Glaciers Above a Village
Searching for family roots in Türkiye can sometimes lead to unexpected lessons in science and climate.
Earlier this month, a journey to Türkiye’s eastern Black Sea region began as an effort to reconnect with family roots. Time was spent in a village in Of, a district of Trabzon: slowing down, breathing in the sharp green of the hills, and engaging in familiar rituals of return – eating generously, walking often, and letting the landscape speak for itself. From there, the trip extended naturally to Rize, visiting another family village along winding mountain roads. It felt less like tourism and more like stitching together memory and place.


Somewhere between long village breakfasts and steep mountain drives, a decision was made to revisit Zilkale. Rising roughly 750 metres above sea level, the nearly 700-year-old castle has long appeared less constructed than carved into the valley itself. On this visit, however, it was neither the stone walls nor the dramatic views that lingered most. Instead, it was a sentence on an informational sign: a reference to the hundreds of glacial lakes scattered across the eastern Black Sea mountains.

Glacial lakes, in Rize?
Until the 2010s, the term “glacial lake” rarely entered everyday vocabulary. Glaciers are familiar as a concept, but the idea that frozen processes high in the mountains actively shape water systems, risks, and livelihoods far beyond them often feels abstract. That abstraction tends to dissolve only when science is connected to lived experience, when climate research moves from distant ice fields into daily realities, as explored in the Everything Is Changing episode with Pascal Egli for the CryoSCOPE project.
The Kaçkar Mountains, which dominate Rize’s skyline, host nearly two hundred glacial lakes, some mapped and many unnamed. Dozens of glacial valleys cut through the range, with at least 31 officially identified glacial lakes sitting between 2,700 and 3,700 metres above sea level. Formed by retreating glaciers that once filled these valleys, they have been described as blue beads scattered across the mountains. From below, however, they are largely invisible, unless one knows where to look. That invisibility is part of the challenge.

These glacial lakes are modest in scale, nothing like the vast, roaring Himalayan glaciers. But small does not mean insignificant. The cryosphere, which includes glaciers, snow, permafrost, and sea ice, functions as a global freshwater reservoir. Around 1.5 billion people depend on seasonal glacier melt for drinking water, agriculture, and hydropower. When glaciers retreat, the consequences rarely remain confined to high altitudes. They travel downstream, sometimes gradually, sometimes with sudden force.
Around 1.5 billion people depend on seasonal glacier melt for drinking water, agriculture, and hydropower.
One of the central concerns in contemporary cryosphere research is how frozen systems interact with water and the atmosphere, and what happens when those interactions destabilise. Glacial lakes, while visually striking, can also pose serious risks. As ice melts, lakes may expand rapidly, often held back only by loose rock or ice. When these natural dams fail, glacial lake outburst floods can devastate downstream valleys within minutes. This is not a theoretical concern. Such events have already been documented in the Alps and the Himalayas, and they are increasingly appearing in regions where communities feel unprepared.
Standing near Zilkale, surrounded by dense forests and mist-covered slopes, it feels counterintuitive to associate the landscape with terms like “outburst floods” or “methane feedback loops.” Yet few people realise that communities in this region quite literally live beneath hundreds of glacial lakes. Bridging that gap between quiet landscapes and complex climate processes is precisely what much climate research now seeks to do.

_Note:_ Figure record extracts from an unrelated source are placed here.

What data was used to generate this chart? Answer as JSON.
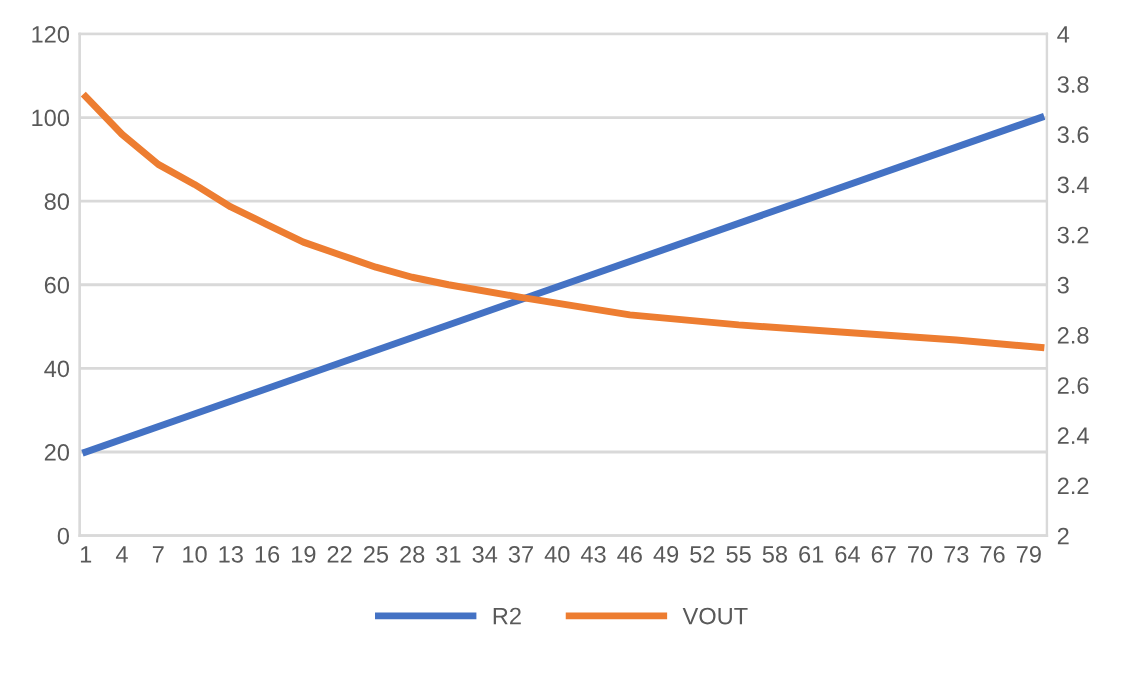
{
  "chart_data": {
    "type": "line",
    "xlim": [
      0.5,
      80.5
    ],
    "xticks": [
      1,
      4,
      7,
      10,
      13,
      16,
      19,
      22,
      25,
      28,
      31,
      34,
      37,
      40,
      43,
      46,
      49,
      52,
      55,
      58,
      61,
      64,
      67,
      70,
      73,
      76,
      79
    ],
    "ylim": [
      0,
      120
    ],
    "yticks": [
      0,
      20,
      40,
      60,
      80,
      100,
      120
    ],
    "y2lim": [
      2,
      4
    ],
    "y2ticks": [
      2,
      2.2,
      2.4,
      2.6,
      2.8,
      3,
      3.2,
      3.4,
      3.6,
      3.8,
      4
    ],
    "grid": "y",
    "legend": "bottom",
    "marker": "none",
    "line_style": "solid",
    "series": [
      {
        "name": "R2",
        "color": "#4472c4",
        "x": [
          1,
          80
        ],
        "values": [
          20,
          100
        ]
      },
      {
        "name": "VOUT",
        "color": "#ed7d31",
        "axis": "y2",
        "x": [
          1,
          4,
          7,
          10,
          13,
          16,
          19,
          22,
          25,
          28,
          31,
          37,
          46,
          55,
          64,
          73,
          80
        ],
        "values": [
          3.75,
          3.6,
          3.48,
          3.4,
          3.31,
          3.24,
          3.17,
          3.12,
          3.07,
          3.03,
          3.0,
          2.95,
          2.88,
          2.84,
          2.81,
          2.78,
          2.75
        ]
      }
    ]
  }
}
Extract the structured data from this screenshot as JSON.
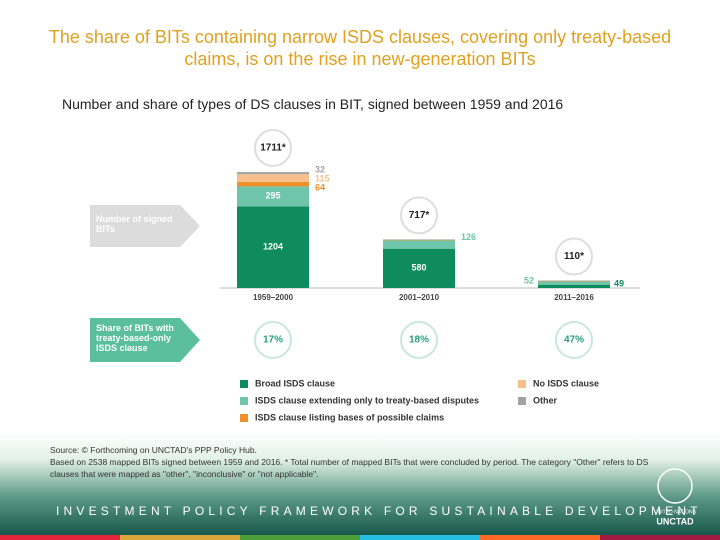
{
  "chart_data": {
    "type": "bar",
    "title": "The share of BITs containing narrow ISDS clauses, covering only treaty-based claims, is on the rise in new-generation BITs",
    "subtitle": "Number and share of types of DS clauses in BIT, signed between 1959 and 2016",
    "stacked": true,
    "categories": [
      "1959–2000",
      "2001–2010",
      "2011–2016"
    ],
    "series": [
      {
        "name": "Broad ISDS clause",
        "color": "#0f8c5e",
        "values": [
          1204,
          580,
          49
        ]
      },
      {
        "name": "ISDS clause extending only to treaty-based disputes",
        "color": "#6fc5a9",
        "values": [
          295,
          126,
          52
        ]
      },
      {
        "name": "ISDS clause listing bases of possible claims",
        "color": "#ef8f2a",
        "values": [
          64,
          4,
          2
        ]
      },
      {
        "name": "No ISDS clause",
        "color": "#f6c18c",
        "values": [
          115,
          5,
          5
        ]
      },
      {
        "name": "Other",
        "color": "#a3a3a3",
        "values": [
          32,
          2,
          2
        ]
      }
    ],
    "totals": [
      1711,
      717,
      110
    ],
    "total_labels": [
      "1711*",
      "717*",
      "110*"
    ],
    "totals_label": "Number of signed BITs",
    "shares": [
      17,
      18,
      47
    ],
    "share_labels": [
      "17%",
      "18%",
      "47%"
    ],
    "shares_label": "Share of BITs with treaty-based-only ISDS clause",
    "source": "Source: © Forthcoming on UNCTAD's PPP Policy Hub.",
    "note": "Based on 2538 mapped BITs signed between 1959 and 2016. * Total number of mapped BITs that were concluded by period. The category \"Other\" refers to DS clauses that were mapped as \"other\", \"inconclusive\" or \"not applicable\".",
    "banner": "INVESTMENT POLICY FRAMEWORK FOR SUSTAINABLE DEVELOPMENT",
    "org": "UNCTAD",
    "org_small": "UNITED NATIONS"
  }
}
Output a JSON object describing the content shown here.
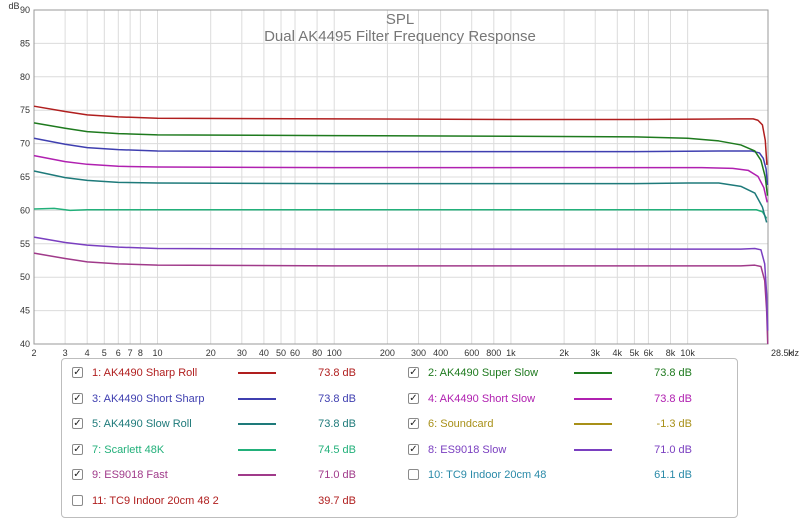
{
  "chart_data": {
    "type": "line",
    "title": "SPL",
    "subtitle": "Dual AK4495 Filter Frequency Response",
    "y_unit": "dB",
    "x_unit": "Hz",
    "x_scale": "log",
    "xlim": [
      2,
      28500
    ],
    "ylim": [
      40,
      90
    ],
    "y_ticks": [
      40,
      45,
      50,
      55,
      60,
      65,
      70,
      75,
      80,
      85,
      90
    ],
    "x_ticks": [
      {
        "v": 2,
        "label": "2"
      },
      {
        "v": 3,
        "label": "3"
      },
      {
        "v": 4,
        "label": "4"
      },
      {
        "v": 5,
        "label": "5"
      },
      {
        "v": 6,
        "label": "6"
      },
      {
        "v": 7,
        "label": "7"
      },
      {
        "v": 8,
        "label": "8"
      },
      {
        "v": 10,
        "label": "10"
      },
      {
        "v": 20,
        "label": "20"
      },
      {
        "v": 30,
        "label": "30"
      },
      {
        "v": 40,
        "label": "40"
      },
      {
        "v": 50,
        "label": "50"
      },
      {
        "v": 60,
        "label": "60"
      },
      {
        "v": 80,
        "label": "80"
      },
      {
        "v": 100,
        "label": "100"
      },
      {
        "v": 200,
        "label": "200"
      },
      {
        "v": 300,
        "label": "300"
      },
      {
        "v": 400,
        "label": "400"
      },
      {
        "v": 600,
        "label": "600"
      },
      {
        "v": 800,
        "label": "800"
      },
      {
        "v": 1000,
        "label": "1k"
      },
      {
        "v": 2000,
        "label": "2k"
      },
      {
        "v": 3000,
        "label": "3k"
      },
      {
        "v": 4000,
        "label": "4k"
      },
      {
        "v": 5000,
        "label": "5k"
      },
      {
        "v": 6000,
        "label": "6k"
      },
      {
        "v": 8000,
        "label": "8k"
      },
      {
        "v": 10000,
        "label": "10k"
      },
      {
        "v": 28500,
        "label": "28.5k"
      }
    ],
    "grid": true,
    "legend_position": "bottom",
    "series": [
      {
        "id": "1",
        "name": "1: AK4490 Sharp Roll",
        "color": "#b01e1e",
        "value_label": "73.8 dB",
        "checked": true,
        "points": [
          [
            2,
            75.6
          ],
          [
            3,
            74.8
          ],
          [
            4,
            74.3
          ],
          [
            6,
            74.0
          ],
          [
            10,
            73.8
          ],
          [
            100,
            73.7
          ],
          [
            1000,
            73.6
          ],
          [
            5000,
            73.6
          ],
          [
            20000,
            73.7
          ],
          [
            23500,
            73.7
          ],
          [
            25000,
            73.5
          ],
          [
            26500,
            72.8
          ],
          [
            27500,
            70.5
          ],
          [
            28100,
            66.8
          ]
        ]
      },
      {
        "id": "2",
        "name": "2: AK4490 Super Slow",
        "color": "#1e7a1e",
        "value_label": "73.8 dB",
        "checked": true,
        "points": [
          [
            2,
            73.1
          ],
          [
            3,
            72.3
          ],
          [
            4,
            71.8
          ],
          [
            6,
            71.5
          ],
          [
            10,
            71.3
          ],
          [
            100,
            71.2
          ],
          [
            1000,
            71.1
          ],
          [
            5000,
            71.0
          ],
          [
            10000,
            70.8
          ],
          [
            15000,
            70.4
          ],
          [
            20000,
            69.8
          ],
          [
            24000,
            68.9
          ],
          [
            26000,
            67.5
          ],
          [
            27500,
            65.0
          ],
          [
            28300,
            62.2
          ]
        ]
      },
      {
        "id": "3",
        "name": "3: AK4490 Short Sharp",
        "color": "#3f3fb0",
        "value_label": "73.8 dB",
        "checked": true,
        "points": [
          [
            2,
            70.8
          ],
          [
            3,
            69.9
          ],
          [
            4,
            69.4
          ],
          [
            6,
            69.1
          ],
          [
            10,
            68.9
          ],
          [
            100,
            68.8
          ],
          [
            1000,
            68.8
          ],
          [
            5000,
            68.8
          ],
          [
            15000,
            68.9
          ],
          [
            23000,
            68.9
          ],
          [
            25500,
            68.6
          ],
          [
            26800,
            67.8
          ],
          [
            27800,
            66.2
          ],
          [
            28300,
            63.8
          ]
        ]
      },
      {
        "id": "4",
        "name": "4: AK4490 Short Slow",
        "color": "#b020b0",
        "value_label": "73.8 dB",
        "checked": true,
        "points": [
          [
            2,
            68.2
          ],
          [
            3,
            67.3
          ],
          [
            4,
            66.9
          ],
          [
            6,
            66.6
          ],
          [
            10,
            66.5
          ],
          [
            100,
            66.4
          ],
          [
            1000,
            66.4
          ],
          [
            5000,
            66.4
          ],
          [
            12000,
            66.4
          ],
          [
            18000,
            66.3
          ],
          [
            22000,
            66.0
          ],
          [
            25000,
            65.1
          ],
          [
            27000,
            63.4
          ],
          [
            28200,
            61.2
          ]
        ]
      },
      {
        "id": "5",
        "name": "5: AK4490 Slow Roll",
        "color": "#1e7a7a",
        "value_label": "73.8 dB",
        "checked": true,
        "points": [
          [
            2,
            65.9
          ],
          [
            3,
            64.9
          ],
          [
            4,
            64.5
          ],
          [
            6,
            64.2
          ],
          [
            10,
            64.1
          ],
          [
            100,
            64.0
          ],
          [
            1000,
            64.0
          ],
          [
            5000,
            64.0
          ],
          [
            10000,
            64.1
          ],
          [
            15000,
            64.1
          ],
          [
            20000,
            63.6
          ],
          [
            24000,
            62.6
          ],
          [
            26500,
            60.5
          ],
          [
            28000,
            58.2
          ]
        ]
      },
      {
        "id": "6",
        "name": "6: Soundcard",
        "color": "#a89018",
        "value_label": "-1.3 dB",
        "checked": true,
        "points": []
      },
      {
        "id": "7",
        "name": "7: Scarlett 48K",
        "color": "#22b07a",
        "value_label": "74.5 dB",
        "checked": true,
        "points": [
          [
            2,
            60.2
          ],
          [
            2.6,
            60.3
          ],
          [
            3.2,
            60.0
          ],
          [
            4,
            60.1
          ],
          [
            6,
            60.1
          ],
          [
            10,
            60.1
          ],
          [
            100,
            60.1
          ],
          [
            1000,
            60.1
          ],
          [
            10000,
            60.1
          ],
          [
            20000,
            60.1
          ],
          [
            24500,
            60.1
          ],
          [
            26500,
            59.8
          ],
          [
            28000,
            58.8
          ]
        ]
      },
      {
        "id": "8",
        "name": "8: ES9018 Slow",
        "color": "#7a3fc0",
        "value_label": "71.0 dB",
        "checked": true,
        "points": [
          [
            2,
            56.0
          ],
          [
            3,
            55.2
          ],
          [
            4,
            54.8
          ],
          [
            6,
            54.5
          ],
          [
            10,
            54.3
          ],
          [
            100,
            54.2
          ],
          [
            1000,
            54.2
          ],
          [
            10000,
            54.2
          ],
          [
            20000,
            54.2
          ],
          [
            24000,
            54.3
          ],
          [
            26000,
            54.1
          ],
          [
            27300,
            52.0
          ],
          [
            28000,
            47.5
          ],
          [
            28400,
            42.0
          ]
        ]
      },
      {
        "id": "9",
        "name": "9: ES9018 Fast",
        "color": "#a03a8a",
        "value_label": "71.0 dB",
        "checked": true,
        "points": [
          [
            2,
            53.6
          ],
          [
            3,
            52.8
          ],
          [
            4,
            52.3
          ],
          [
            6,
            52.0
          ],
          [
            10,
            51.8
          ],
          [
            100,
            51.7
          ],
          [
            1000,
            51.7
          ],
          [
            10000,
            51.7
          ],
          [
            20000,
            51.7
          ],
          [
            24000,
            51.8
          ],
          [
            26000,
            51.6
          ],
          [
            27300,
            49.5
          ],
          [
            28000,
            45.0
          ],
          [
            28400,
            40.0
          ]
        ]
      },
      {
        "id": "10",
        "name": "10: TC9 Indoor 20cm 48",
        "color": "#2a8aa8",
        "value_label": "61.1 dB",
        "checked": false,
        "points": []
      },
      {
        "id": "11",
        "name": "11: TC9 Indoor 20cm 48 2",
        "color": "#b01e1e",
        "value_label": "39.7 dB",
        "checked": false,
        "points": []
      }
    ]
  }
}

Across Europe and beyond, warming winters are already bringing rain instead of snow, destabilising glaciers, and thawing permafrost that can unglue entire mountainsides. Studies on different glacial lakes show that climate change does not affect glacial lakes uniformly: some expand, others shrink or disappear altogether. The eastern Black Sea is no exception. Its glacial systems, though rarely discussed, are not static.
What stands out most is how rarely these changes enter everyday conversation, particularly in regions where nature feels abundant and eternal. Rize is often described as endlessly green, endlessly wet, endlessly alive. Glacial lakes quietly challenge that sense of permanence. They are reminders that even here, above the tea fields and villages, the climate system is shifting.
This journey did not produce a glaciologist, nor did it yield technical mastery of cirques or moraines. What it did produce was a connection, between family geography and the language of climate science. It reframed the cryosphere not as a distant Arctic abstraction, but as a fragile neighbour, suspended above familiar roads and valleys.
Climate stories often begin with catastrophe or conclude with policy. This one began with a village road, a mountain castle, and a single sentence on a sign. Sometimes understanding does not start with urgency, but with curiosity.